A proposta de acordo para a conclusão do viaduto prevê que o dinheiro seja gerenciado fora da prefeitura, com o autor da ação popular, Robson Fialho, sendo depositário-fiel dos R$ 18 milhões através de um grupo formado por uma Sociedade de propósito específico (SPE). Este é o formato da proposta que está sendo apresentada ao Banco J. P. Morgan e à União junto ao Tribunal Regional Federal (TRF) para tentar buscar o fim do impasse no erro da federalização.
A Prefeitura de Bauru, que figura como assistente do autor da ação popular, confirmou ontem o conteúdo das propostas discutido em audiência junto à desembargadora federal, Consuelo Yoshida, realizada anteontem, na sede do TRF, na avenida Paulista, em São Paulo. Mas o governo municipal informa que só vai se pronunciar sobre a proposta após esta ser formalizada, na próxima terça-feira, conforme combinado na audiência de anteontem na capital.
O autor da ação, Robson Fialho, reitera que a proposta de solução para o ressarcimento de cerca de R$ 18 milhões pelo erro de cálculo na federalização foi antecipadamente discutido com o banco J.P. Morgan. “O ressarcimento pelo endividamento divergente será mediante a liberação do montante dos recursos já depositados exclusivamente da quantia que for suficiente à finalização do viaduto inacabado e pendências com a construtora que irá executá-lo”, cita.
Para que isso ocorra sem riscos de utilização dos recursos em outra finalidade o autor da ação assume o encargo de depositário-fiel dos R$ 18 milhões. “A proposta inclui a constituição de uma sociedade de propósito específico, que fará a administração e gerenciamento dos recursos, com o auxílio técnico dos auditores fiscais da Secretaria da Receita Federal através de sua entidade de classe (Unafisco-Bauru), prestando contas mensalmente à população, sem prejuízo da fiscalização da obra pela prefeitura”, informa.

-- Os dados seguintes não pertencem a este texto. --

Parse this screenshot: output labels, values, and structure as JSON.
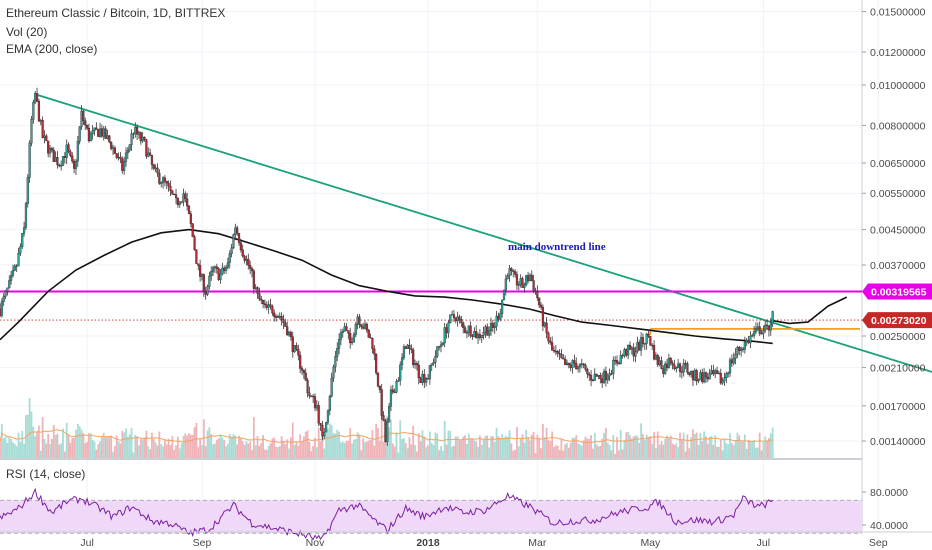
{
  "legend": {
    "title": "Ethereum Classic / Bitcoin, 1D, BITTREX",
    "volume": "Vol (20)",
    "ema": "EMA (200, close)",
    "rsi": "RSI (14, close)"
  },
  "colors": {
    "up": "#26a69a",
    "down": "#b22833",
    "trendline": "#1aa07a",
    "resistance": "#e800e8",
    "support": "#f0a020",
    "ema": "#111111",
    "volume_ma": "#f4a460",
    "rsi_line": "#7b1fa2",
    "rsi_band": "#f0d8f8",
    "price_line": "#c62828"
  },
  "chart_data": [
    {
      "type": "candlestick",
      "title": "Ethereum Classic / Bitcoin, 1D, BITTREX",
      "y_scale": "log",
      "y_ticks": [
        0.015,
        0.012,
        0.01,
        0.008,
        0.0065,
        0.0055,
        0.0045,
        0.0037,
        0.0025,
        0.0021,
        0.0017,
        0.0014
      ],
      "y_tick_labels": [
        "0.01500000",
        "0.01200000",
        "0.01000000",
        "0.00800000",
        "0.00650000",
        "0.00550000",
        "0.00450000",
        "0.00370000",
        "0.00250000",
        "0.00210000",
        "0.00170000",
        "0.00140000"
      ],
      "x_ticks": [
        "Jul",
        "Sep",
        "Nov",
        "2018",
        "Mar",
        "May",
        "Jul",
        "Sep"
      ],
      "x_tick_dates": [
        "2017-07-01",
        "2017-09-01",
        "2017-11-01",
        "2018-01-01",
        "2018-03-01",
        "2018-05-01",
        "2018-07-01",
        "2018-09-01"
      ],
      "x_range": [
        "2017-05-15",
        "2018-09-30"
      ],
      "price_tags": [
        {
          "label": "0.00319565",
          "value": 0.00319565,
          "color": "#e800e8"
        },
        {
          "label": "0.00273020",
          "value": 0.0027302,
          "color": "#c62828"
        }
      ],
      "close_path": [
        [
          "2017-05-15",
          0.0029
        ],
        [
          "2017-05-20",
          0.0033
        ],
        [
          "2017-05-24",
          0.0037
        ],
        [
          "2017-05-28",
          0.0045
        ],
        [
          "2017-06-01",
          0.0082
        ],
        [
          "2017-06-03",
          0.0095
        ],
        [
          "2017-06-07",
          0.0075
        ],
        [
          "2017-06-12",
          0.0068
        ],
        [
          "2017-06-16",
          0.0065
        ],
        [
          "2017-06-20",
          0.007
        ],
        [
          "2017-06-24",
          0.0062
        ],
        [
          "2017-06-28",
          0.0085
        ],
        [
          "2017-07-02",
          0.0075
        ],
        [
          "2017-07-08",
          0.0078
        ],
        [
          "2017-07-14",
          0.0072
        ],
        [
          "2017-07-20",
          0.0063
        ],
        [
          "2017-07-26",
          0.0078
        ],
        [
          "2017-08-01",
          0.0072
        ],
        [
          "2017-08-06",
          0.0062
        ],
        [
          "2017-08-12",
          0.0058
        ],
        [
          "2017-08-18",
          0.0052
        ],
        [
          "2017-08-22",
          0.0055
        ],
        [
          "2017-08-26",
          0.0046
        ],
        [
          "2017-08-30",
          0.0036
        ],
        [
          "2017-09-03",
          0.0032
        ],
        [
          "2017-09-07",
          0.0036
        ],
        [
          "2017-09-11",
          0.0035
        ],
        [
          "2017-09-15",
          0.0037
        ],
        [
          "2017-09-19",
          0.0046
        ],
        [
          "2017-09-23",
          0.004
        ],
        [
          "2017-09-27",
          0.0036
        ],
        [
          "2017-10-01",
          0.0031
        ],
        [
          "2017-10-05",
          0.0029
        ],
        [
          "2017-10-09",
          0.0029
        ],
        [
          "2017-10-13",
          0.0028
        ],
        [
          "2017-10-17",
          0.0026
        ],
        [
          "2017-10-21",
          0.0023
        ],
        [
          "2017-10-25",
          0.0021
        ],
        [
          "2017-10-29",
          0.0018
        ],
        [
          "2017-11-02",
          0.0017
        ],
        [
          "2017-11-05",
          0.0014
        ],
        [
          "2017-11-08",
          0.0017
        ],
        [
          "2017-11-11",
          0.0021
        ],
        [
          "2017-11-14",
          0.0025
        ],
        [
          "2017-11-17",
          0.0026
        ],
        [
          "2017-11-20",
          0.0024
        ],
        [
          "2017-11-24",
          0.0028
        ],
        [
          "2017-11-28",
          0.0026
        ],
        [
          "2017-12-02",
          0.0024
        ],
        [
          "2017-12-06",
          0.0018
        ],
        [
          "2017-12-09",
          0.0014
        ],
        [
          "2017-12-12",
          0.0018
        ],
        [
          "2017-12-16",
          0.002
        ],
        [
          "2017-12-20",
          0.0024
        ],
        [
          "2017-12-24",
          0.0022
        ],
        [
          "2017-12-28",
          0.002
        ],
        [
          "2018-01-01",
          0.002
        ],
        [
          "2018-01-04",
          0.0022
        ],
        [
          "2018-01-08",
          0.0024
        ],
        [
          "2018-01-12",
          0.0027
        ],
        [
          "2018-01-16",
          0.0028
        ],
        [
          "2018-01-20",
          0.0026
        ],
        [
          "2018-01-24",
          0.0026
        ],
        [
          "2018-01-28",
          0.0025
        ],
        [
          "2018-02-01",
          0.0026
        ],
        [
          "2018-02-05",
          0.0026
        ],
        [
          "2018-02-09",
          0.0029
        ],
        [
          "2018-02-13",
          0.0036
        ],
        [
          "2018-02-17",
          0.0034
        ],
        [
          "2018-02-21",
          0.0033
        ],
        [
          "2018-02-25",
          0.0035
        ],
        [
          "2018-03-01",
          0.0031
        ],
        [
          "2018-03-05",
          0.0026
        ],
        [
          "2018-03-09",
          0.0023
        ],
        [
          "2018-03-13",
          0.0022
        ],
        [
          "2018-03-17",
          0.0021
        ],
        [
          "2018-03-21",
          0.00215
        ],
        [
          "2018-03-25",
          0.0021
        ],
        [
          "2018-03-29",
          0.002
        ],
        [
          "2018-04-02",
          0.002
        ],
        [
          "2018-04-06",
          0.002
        ],
        [
          "2018-04-10",
          0.0021
        ],
        [
          "2018-04-14",
          0.0022
        ],
        [
          "2018-04-18",
          0.0023
        ],
        [
          "2018-04-22",
          0.0023
        ],
        [
          "2018-04-26",
          0.0024
        ],
        [
          "2018-04-30",
          0.0025
        ],
        [
          "2018-05-04",
          0.0022
        ],
        [
          "2018-05-08",
          0.0021
        ],
        [
          "2018-05-12",
          0.0022
        ],
        [
          "2018-05-16",
          0.0021
        ],
        [
          "2018-05-20",
          0.0021
        ],
        [
          "2018-05-24",
          0.002
        ],
        [
          "2018-05-28",
          0.002
        ],
        [
          "2018-06-01",
          0.002
        ],
        [
          "2018-06-05",
          0.002
        ],
        [
          "2018-06-09",
          0.00195
        ],
        [
          "2018-06-13",
          0.00215
        ],
        [
          "2018-06-17",
          0.0023
        ],
        [
          "2018-06-21",
          0.0024
        ],
        [
          "2018-06-25",
          0.0025
        ],
        [
          "2018-06-29",
          0.0026
        ],
        [
          "2018-07-03",
          0.00258
        ],
        [
          "2018-07-06",
          0.0028
        ]
      ],
      "ema_path": [
        [
          "2017-05-15",
          0.00245
        ],
        [
          "2017-05-25",
          0.0027
        ],
        [
          "2017-06-10",
          0.0032
        ],
        [
          "2017-06-25",
          0.0036
        ],
        [
          "2017-07-10",
          0.0039
        ],
        [
          "2017-07-25",
          0.0042
        ],
        [
          "2017-08-10",
          0.00442
        ],
        [
          "2017-08-25",
          0.0045
        ],
        [
          "2017-09-10",
          0.0044
        ],
        [
          "2017-09-25",
          0.0042
        ],
        [
          "2017-10-10",
          0.004
        ],
        [
          "2017-10-25",
          0.0038
        ],
        [
          "2017-11-10",
          0.0035
        ],
        [
          "2017-11-25",
          0.0033
        ],
        [
          "2017-12-10",
          0.0032
        ],
        [
          "2017-12-25",
          0.00312
        ],
        [
          "2018-01-10",
          0.0031
        ],
        [
          "2018-01-25",
          0.00305
        ],
        [
          "2018-02-10",
          0.00298
        ],
        [
          "2018-02-25",
          0.0029
        ],
        [
          "2018-03-10",
          0.0028
        ],
        [
          "2018-03-25",
          0.0027
        ],
        [
          "2018-04-10",
          0.00265
        ],
        [
          "2018-04-25",
          0.0026
        ],
        [
          "2018-05-10",
          0.00255
        ],
        [
          "2018-05-25",
          0.0025
        ],
        [
          "2018-06-10",
          0.00246
        ],
        [
          "2018-06-25",
          0.00243
        ],
        [
          "2018-07-06",
          0.0024
        ]
      ],
      "trendline": {
        "from": [
          "2017-06-03",
          0.0095
        ],
        "to": [
          "2018-09-30",
          0.00205
        ],
        "label": "main downtrend line"
      },
      "resistance": {
        "value": 0.00319565
      },
      "support": {
        "from": [
          "2018-05-01",
          0.0026
        ],
        "to": [
          "2018-09-30",
          0.0026
        ]
      },
      "projection": [
        [
          "2018-07-06",
          0.00272
        ],
        [
          "2018-07-15",
          0.00268
        ],
        [
          "2018-07-25",
          0.0027
        ],
        [
          "2018-08-05",
          0.00295
        ],
        [
          "2018-08-15",
          0.0031
        ]
      ]
    },
    {
      "type": "area",
      "title": "RSI (14, close)",
      "y_ticks": [
        80,
        40
      ],
      "y_tick_labels": [
        "80.0000",
        "40.0000"
      ],
      "band": [
        30,
        70
      ],
      "path": [
        [
          "2017-05-15",
          48
        ],
        [
          "2017-05-25",
          60
        ],
        [
          "2017-06-03",
          80
        ],
        [
          "2017-06-12",
          55
        ],
        [
          "2017-06-20",
          68
        ],
        [
          "2017-06-28",
          72
        ],
        [
          "2017-07-08",
          60
        ],
        [
          "2017-07-15",
          50
        ],
        [
          "2017-07-25",
          62
        ],
        [
          "2017-08-05",
          45
        ],
        [
          "2017-08-15",
          42
        ],
        [
          "2017-08-25",
          30
        ],
        [
          "2017-09-05",
          35
        ],
        [
          "2017-09-18",
          64
        ],
        [
          "2017-09-28",
          42
        ],
        [
          "2017-10-10",
          36
        ],
        [
          "2017-10-22",
          30
        ],
        [
          "2017-11-05",
          22
        ],
        [
          "2017-11-14",
          58
        ],
        [
          "2017-11-24",
          64
        ],
        [
          "2017-12-05",
          42
        ],
        [
          "2017-12-10",
          34
        ],
        [
          "2017-12-20",
          60
        ],
        [
          "2017-12-30",
          50
        ],
        [
          "2018-01-10",
          62
        ],
        [
          "2018-01-20",
          55
        ],
        [
          "2018-02-01",
          58
        ],
        [
          "2018-02-13",
          75
        ],
        [
          "2018-02-25",
          62
        ],
        [
          "2018-03-10",
          42
        ],
        [
          "2018-03-20",
          45
        ],
        [
          "2018-04-01",
          46
        ],
        [
          "2018-04-15",
          56
        ],
        [
          "2018-04-30",
          62
        ],
        [
          "2018-05-05",
          68
        ],
        [
          "2018-05-15",
          44
        ],
        [
          "2018-05-25",
          46
        ],
        [
          "2018-06-05",
          44
        ],
        [
          "2018-06-15",
          52
        ],
        [
          "2018-06-20",
          72
        ],
        [
          "2018-06-28",
          62
        ],
        [
          "2018-07-06",
          68
        ]
      ]
    }
  ]
}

Outra vantagem da gestão privada do dinheiro, conforme a proposta, é que a fórmula evitaria a diluição de pelo menos 66% dos atuais R$ 18 milhões disponíveis. Isso porque, se o valor depositado em juízo pelo banco J.P. Morgan ingressar nos cofres municipais, a Constituição define que sobre ele sejam aplicados os resgates obrigatórios para o fundo de educação (fundeb) (15% na fonte), desconto de 15% para a saúde e 25% para a educação municipal, além do recolhimento de 1,5% para o Pasep federal. “A ida do dinheiro para a gestão pela sociedade impede que a aplicação do recurso fuja do estabelecido na ação e evita todas essas incidências tributárias e o município é ressarcido pelo dano sem nenhuma despesa”, argumenta Fialho.

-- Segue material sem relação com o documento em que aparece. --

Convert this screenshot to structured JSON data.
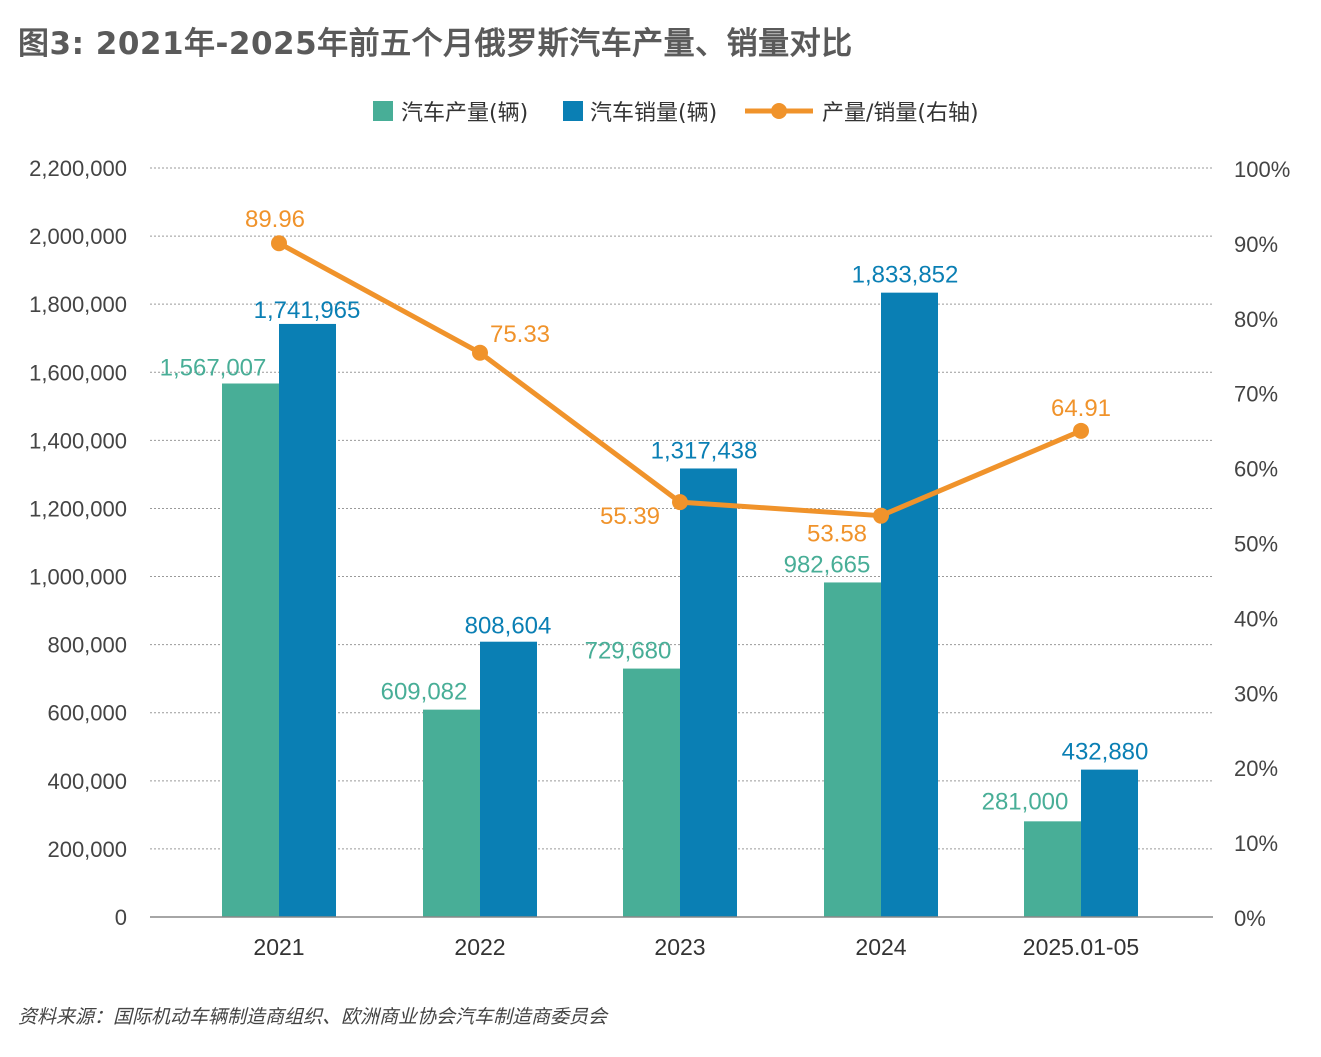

A Prefeitura de Bauru confirmou ontem a discussão da proposta junto ao TRF, mas diz que só vai se pronunciar após sua formalização, com as planilhas de valores solicitadas até a próxima terça-feira. “A proposta é a de que o banco J.P. Morgan aceitaria indenizar pelos danos custeando as obras do viaduto contratadas anteriormente com a Camargo Correa. Segundo o advogado Robson Fialho, a Camargo Correa concorda com os termos que foram propostos”, informa a administração em nota.
Mas o assessor jurídico do prefeito, Célio Parisi, acrescenta que o município teria de renunciar à decisão de primeira instância, que reconheceu o erro nos cálculos da federalização. “O Município permaneceria pagando as parcelas integrais da dívida federalizada, sem a redução dos 26% previstos na ação. A prefeitura aguarda a formalização da proposta na próxima terça-feira, mas antecipa que nenhuma decisão será tomada antes que o assunto seja amplamente discutido, inclusive com a Câmara”, informa o governo.